The Racketeer Influenced and Corrupt Organizations Act (RICO) creates a civil cause of action for “[a]ny person injured in his business or property by reason of a violation of section 1962.” 18 U.S.C. § 1964(c). Subsection (d) of §1962 forbids “any person to conspire to violate any of the provisions of subsection (a), (b), or (c) of [§1962].” Petitioner is a former president, CEO, director, and shareholder of Southeastern Insurance Group (SIG). Respondents are former senior officers and directors of SIG who allegedly conspired to and did engage in acts of racketeering. Petitioner alleged that after he discovered respondents’ unlawful conduct and contacted regulators, respondents orchestrated a scheme to remove him from the company. Petitioner sued respondents, asserting, among other things, a §1964(c) cause of action for respondents’ alleged conspiracy to violate §§1962(a), (b), and (c). Petitioner alleged that his injury was proximately caused by an overt act–namely, the termination of his employment–done in furtherance of respondents’ conspiracy, and that §1964(c) therefore provided a cause of action. The District Court dismissed his RICO conspiracy claim, agreeing with respondents that employees who are terminated for refusing to participate in RICO activities, or who threaten to report RICO activities, do not have standing to sue under RICO for damages from their loss of employment. In affirming, the Eleventh Circuit held that, because the overt act causing petitioner’s injury was not an act of racketeering, it could not support a §1964(c) cause of action.

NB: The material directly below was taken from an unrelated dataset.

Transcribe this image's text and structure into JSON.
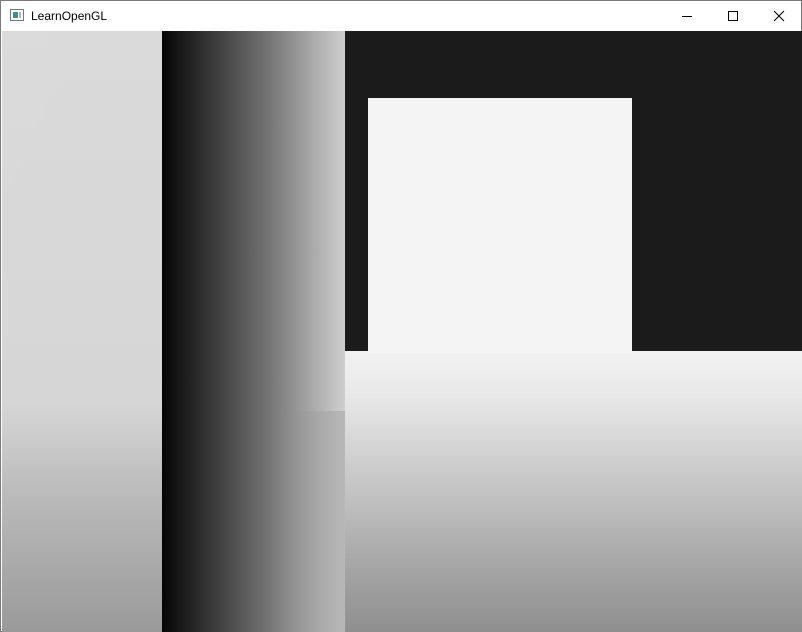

Held: Injury caused by an overt act that is not an act of racketeering or otherwise wrongful under RICO does not give rise to a cause of action under §1964(c) for a violation of §1962(d). To determine what it means to be “injured … by reason of” a “conspir[acy],” this Court must look to the common law of civil conspiracy. At common law, it was widely accepted that a plaintiff could bring suit for civil conspiracy only if he had been injured by an act that was itself tortious. When Congress adopted RICO, it incorporated this principle. As at common law, a civil conspiracy plaintiff cannot bring suit under RICO based on injury caused by any act in furtherance of a conspiracy that might have caused the plaintiff injury. Rather, such plaintiff must allege injury from an act that is analogous to an “ac[t] of a tortious character,” see 4 Restatement (Second) of Torts, §876, Comment b, meaning an act that is independently wrongful under RICO. The specific type of act that is analogous to an act of a tortious character may depend on the underlying substantive violation the defendant is alleged to have committed. Because respondents’ alleged overt act in furtherance of their conspiracy was not an act of racketeering and is not independently wrongful under any substantive provision of the statute, petitioner does not have a cause of action under §1964(c). Pp. 6—13.

162 F.3d 1090, affirmed.

Thomas, J., delivered the opinion of the Court, in which Rehnquist, C. J., and O’Connor, Scalia, Kennedy, Ginsburg, and Breyer, JJ., joined. Stevens, J., filed a dissenting opinion, in which Souter, J., joined.